Why? Why are they going so quietly?

Today, in The New York Times, economist Paul Krugman writes that Ireland's bailout seems to be mostly about the government imposing even more pain on its people, in exchange for a credit line. "But it’s a strategy that isn't working," he says simply

"Before the bank bust," Krugman writes, "Ireland had little public debt. But with taxpayers suddenly on the hook for gigantic bank losses, even as revenues plunged, the nation’s creditworthiness was put in doubt. So Ireland tried to reassure the markets with a harsh program of spending cuts."

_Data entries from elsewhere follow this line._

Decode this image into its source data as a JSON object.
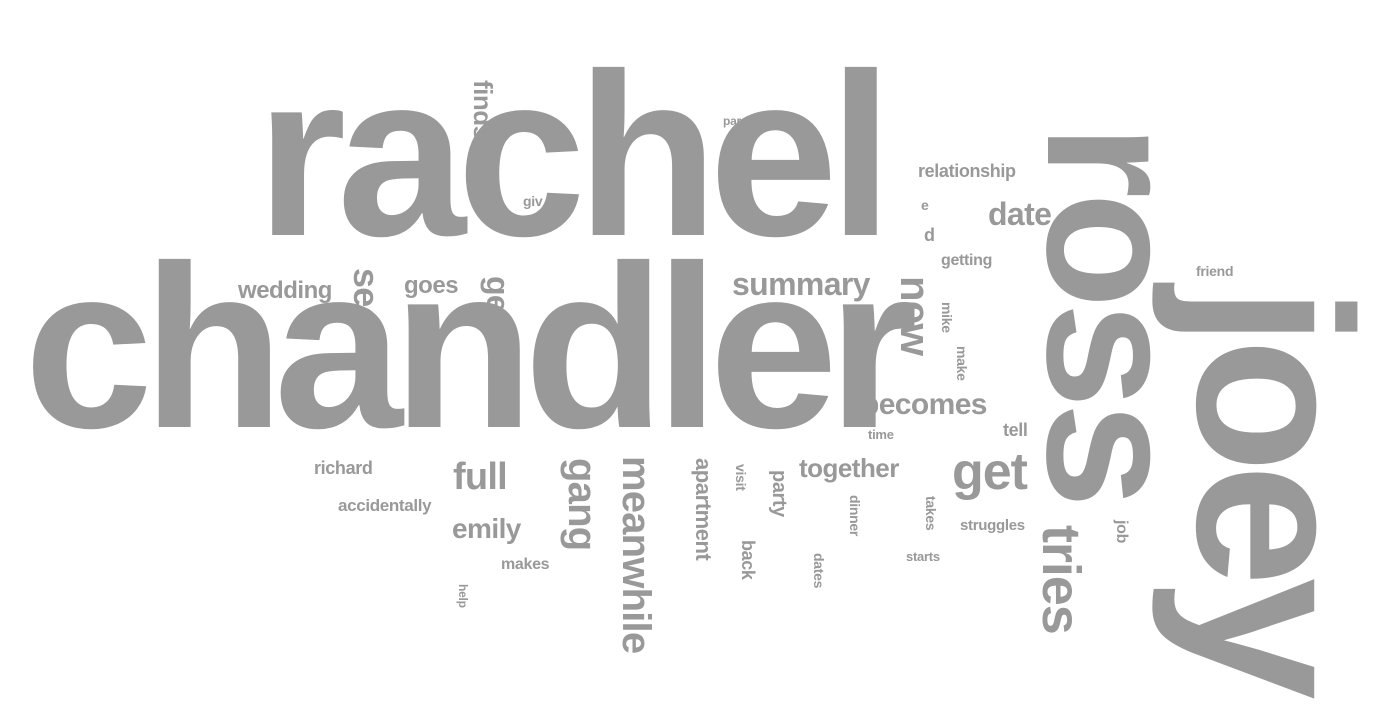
{
  "colors": {
    "word": "#999999",
    "background": "#ffffff"
  },
  "words": {
    "rachel": "rachel",
    "chandler": "chandler",
    "ross": "ross",
    "joey": "joey",
    "finds": "finds",
    "par": "par",
    "relationship": "relationship",
    "giv": "giv",
    "date": "date",
    "e": "e",
    "d": "d",
    "getting": "getting",
    "friend": "friend",
    "wedding": "wedding",
    "see": "see",
    "goes": "goes",
    "gets": "gets",
    "summary": "summary",
    "new": "new",
    "mike": "mike",
    "make": "make",
    "becomes": "becomes",
    "time": "time",
    "tell": "tell",
    "richard": "richard",
    "full": "full",
    "gang": "gang",
    "meanwhile": "meanwhile",
    "apartment": "apartment",
    "visit": "visit",
    "party": "party",
    "together": "together",
    "get": "get",
    "accidentally": "accidentally",
    "emily": "emily",
    "dinner": "dinner",
    "takes": "takes",
    "struggles": "struggles",
    "job": "job",
    "tries": "tries",
    "makes": "makes",
    "back": "back",
    "dates": "dates",
    "starts": "starts",
    "help": "help"
  }
}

"Step back for a minute and think about that. These debts were incurred, not to pay for public programs, but by private wheeler-dealers seeking nothing but their own profit. Yet ordinary Irish citizens are now bearing the burden of those debts."

These so called confidence building measures have not built confidence. In fact all the economic austerity is depressing the Irish economy, and investors are now fleeing. So why are we taking the pain?

"Ireland is now in its third year of austerity, and confidence just keeps draining away," writes Krugman, who invokes the savage indignation of Irish writer Jonathan Swift to make this point. "And you have to wonder what it will take for serious people to realize that punishing the populace for the bankers’ sins is worse than a crime; it’s a mistake."